Stansbury ging dieper in op en toonde aan dat in tijden van hogere productiviteitsgroei de typische Amerikaanse werknemer een hogere loongroei heeft gezien, hetgeen het geval is voor zowel de mediane werknemer als de productie / niet-toezichthoudende werknemers '(zoals gedefinieerd door het Bureau van Arbeidsstatistieken) compensatie. Summers en Stansbury schatten dat een toename van de productiviteitsgroei met 1 procent gepaard gaat met een tweederde tot 1 procent hogere mediane loongroei en een half- tot tweederde procent hogere loongroei voor productie / niet-toezichthoudende werknemers.

Kijkend naar de cijfers, zei Stansbury, nam de kloof tussen productiviteit en lonen minder toe tijdens productiviteitsgroei dan tijdens productiviteitsvertragingen, maar ze zei dat ze zagen "geen bewijs dat productiviteitsgroei stagnatie veroorzaakt".

Summers wees erop dat als de verhouding tussen de gemiddelde en de gemiddelde werknemer in 2015 dezelfde was als in 1973, de gemiddelde vergoeding ongeveer 32 procent hoger zou zijn geweest. Op basis van de cijfers zei hij dat als de productiviteitsgroei sinds 1973 hetzelfde was geweest als tussen 1948-1973, de gemiddelde compensatie 59-76 procent hoger zou zijn geweest en de mediane compensatie 65-68 procent hoger zou zijn geweest. Met andere woorden, zei hij: "succes bij het verhogen van de productiviteitsgroei zal zich waarschijnlijk vertalen in loongroei."

Summers zei dat dit werk hem meer sceptisch heeft gemaakt tegenover op technologie gebaseerde verklaringen voor verhoogde ongelijkheid. Uit het artikel blijkt dat ongelijkheid tijdens de productiviteitsvertragingen van 1973-1996 en 2003-2015 de neiging heeft sneller te stijgen dan tijdens de productiviteitsgroei van 1948-1973 en 1996-2003.

Summers was niet zeker van de hypothese van Furman over monopolistische macht en dynamiek, en zei dat hoewel zijn ideeën grotendeels consistent waren met hun bevindingen, de hypothese het dalende arbeidsaandeel van de economie beter verklaarde dan het aandeel van relatieve lonen tussen de gemiddelde en gemiddelde werknemers.
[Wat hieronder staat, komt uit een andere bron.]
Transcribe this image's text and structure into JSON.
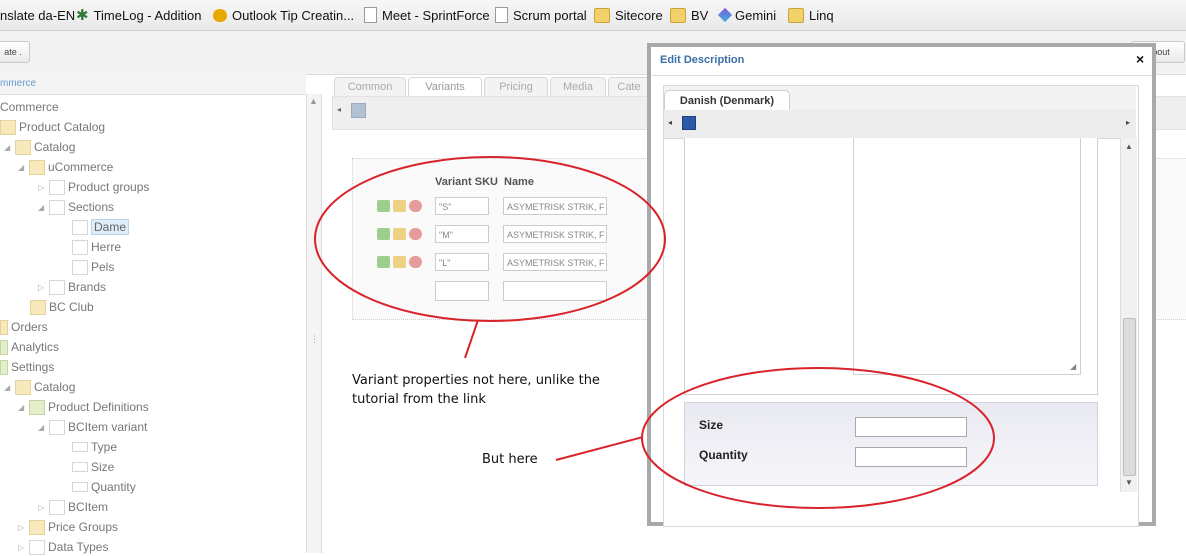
{
  "bookmarks": {
    "items": [
      {
        "label": "nslate da-EN",
        "icon": "none"
      },
      {
        "label": "TimeLog - Addition",
        "icon": "star-icon"
      },
      {
        "label": "Outlook Tip Creatin...",
        "icon": "outlook-icon"
      },
      {
        "label": "Meet - SprintForce",
        "icon": "page-icon"
      },
      {
        "label": "Scrum portal",
        "icon": "page-icon"
      },
      {
        "label": "Sitecore",
        "icon": "folder-icon"
      },
      {
        "label": "BV",
        "icon": "folder-icon"
      },
      {
        "label": "Gemini",
        "icon": "gemini-icon"
      },
      {
        "label": "Linq",
        "icon": "folder-icon"
      }
    ]
  },
  "toolbar": {
    "left_button": "ate .",
    "about_button": "About"
  },
  "tree": {
    "header": "mmerce",
    "nodes": [
      {
        "label": "Commerce"
      },
      {
        "label": "Product Catalog"
      },
      {
        "label": "Catalog"
      },
      {
        "label": "uCommerce"
      },
      {
        "label": "Product groups"
      },
      {
        "label": "Sections"
      },
      {
        "label": "Dame"
      },
      {
        "label": "Herre"
      },
      {
        "label": "Pels"
      },
      {
        "label": "Brands"
      },
      {
        "label": "BC Club"
      },
      {
        "label": "Orders"
      },
      {
        "label": "Analytics"
      },
      {
        "label": "Settings"
      },
      {
        "label": "Catalog"
      },
      {
        "label": "Product Definitions"
      },
      {
        "label": "BCItem variant"
      },
      {
        "label": "Type"
      },
      {
        "label": "Size"
      },
      {
        "label": "Quantity"
      },
      {
        "label": "BCItem"
      },
      {
        "label": "Price Groups"
      },
      {
        "label": "Data Types"
      }
    ]
  },
  "main": {
    "tabs": [
      {
        "label": "Common"
      },
      {
        "label": "Variants"
      },
      {
        "label": "Pricing"
      },
      {
        "label": "Media"
      },
      {
        "label": "Cate"
      }
    ],
    "variants": {
      "header_sku": "Variant SKU",
      "header_name": "Name",
      "rows": [
        {
          "sku": "\"S\"",
          "name": "ASYMETRISK STRIK, F"
        },
        {
          "sku": "\"M\"",
          "name": "ASYMETRISK STRIK, F"
        },
        {
          "sku": "\"L\"",
          "name": "ASYMETRISK STRIK, F"
        }
      ],
      "new_row": {
        "sku": "",
        "name": ""
      }
    }
  },
  "dialog": {
    "title": "Edit Description",
    "close": "×",
    "tab": "Danish (Denmark)",
    "fields": [
      {
        "label": "Size",
        "value": ""
      },
      {
        "label": "Quantity",
        "value": ""
      }
    ]
  },
  "annotations": {
    "note1_line1": "Variant properties not here, unlike the",
    "note1_line2": "tutorial from the link",
    "note2": "But here",
    "color": "#d9232a"
  },
  "colors": {
    "dialog_title": "#3a6fa6",
    "annotation_red": "#d9232a"
  }
}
Hij zei dat de algemene neiging om uit te besteden naar verwachting meer ongelijkheid zou creëren zonder monopolistische macht, en zei dat hij dacht dat de meeste concentratieveranderingen niet te wijten waren aan fusies, maar eerder aan organische groei in bedrijven zoals Facebook en Google.

In reactie op deze presentaties was Jaana Remes, een econoom en partner bij het McKinsey Global Institute, het erover eens dat er bewijs was dat productiviteit en beloning werden "weggegooid".
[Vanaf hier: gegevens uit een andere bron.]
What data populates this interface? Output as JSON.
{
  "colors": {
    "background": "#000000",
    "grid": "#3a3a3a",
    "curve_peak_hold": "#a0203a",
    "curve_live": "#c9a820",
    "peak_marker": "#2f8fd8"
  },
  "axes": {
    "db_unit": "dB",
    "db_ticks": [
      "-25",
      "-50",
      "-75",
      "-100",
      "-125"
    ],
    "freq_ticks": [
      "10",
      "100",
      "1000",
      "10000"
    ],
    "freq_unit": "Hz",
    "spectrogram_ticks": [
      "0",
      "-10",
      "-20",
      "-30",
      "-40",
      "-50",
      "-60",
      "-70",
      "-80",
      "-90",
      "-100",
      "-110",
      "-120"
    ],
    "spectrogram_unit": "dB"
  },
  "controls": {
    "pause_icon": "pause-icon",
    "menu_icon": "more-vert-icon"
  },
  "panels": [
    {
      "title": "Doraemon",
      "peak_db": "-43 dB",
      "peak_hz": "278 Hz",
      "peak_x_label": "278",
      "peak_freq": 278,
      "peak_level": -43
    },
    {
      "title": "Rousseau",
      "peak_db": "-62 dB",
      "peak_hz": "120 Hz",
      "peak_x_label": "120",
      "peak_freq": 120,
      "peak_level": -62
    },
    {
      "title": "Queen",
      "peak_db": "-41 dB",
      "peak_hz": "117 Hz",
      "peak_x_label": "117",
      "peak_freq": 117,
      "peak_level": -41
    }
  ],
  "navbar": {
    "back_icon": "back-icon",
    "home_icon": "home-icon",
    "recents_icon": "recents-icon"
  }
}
Maar Remes merkte op dat de productie tweederde heeft bijgedragen aan de daling van het aandeel van de arbeid in het BBP van de VS, en hoewel er veel mogelijke factoren zijn - zoals de afnemende macht van vakbonden, automatisering, offshoring en outsourcing - zei ze dat het niet duidelijk is wat het verband met lonen is. Ze merkte zelfs op dat een lage loongroei de prikkel om te investeren in automatisering vermindert.

Wat betreft Furman's papier, zei Remes dat ze geen bewijs zag dat een toenemende concentratie van bedrijven heeft bijgedragen aan de vertraging van de productiviteitsgroei. Ze merkte op dat er sinds 2004 een veel hogere concentratie is in de auto-onderdelenindustrie, maar dat die industrie de productiviteit aanzienlijk heeft verbeterd. Evenzo zei ze dat de opkomst van grootschalige winkels - en meer recentelijk e-commerce - heeft geleid tot zowel meer concentratie als meer productiviteit.

Remes zei dat beide artikelen ons begrip van wat hier aan de hand is moeten verbeteren, maar voegde eraan toe dat "ons werk nog lang niet is gedaan." Ze wees in het bijzonder op de 'digitale transformatie' die de economie overkomt en zei dat we nog een lange weg te gaan hebben voordat we het begrijpen.

Benieuwd naar je breedband internet snelheid? Test het nu!
Veroorzaakt technologie meer inkomensongelijkheid?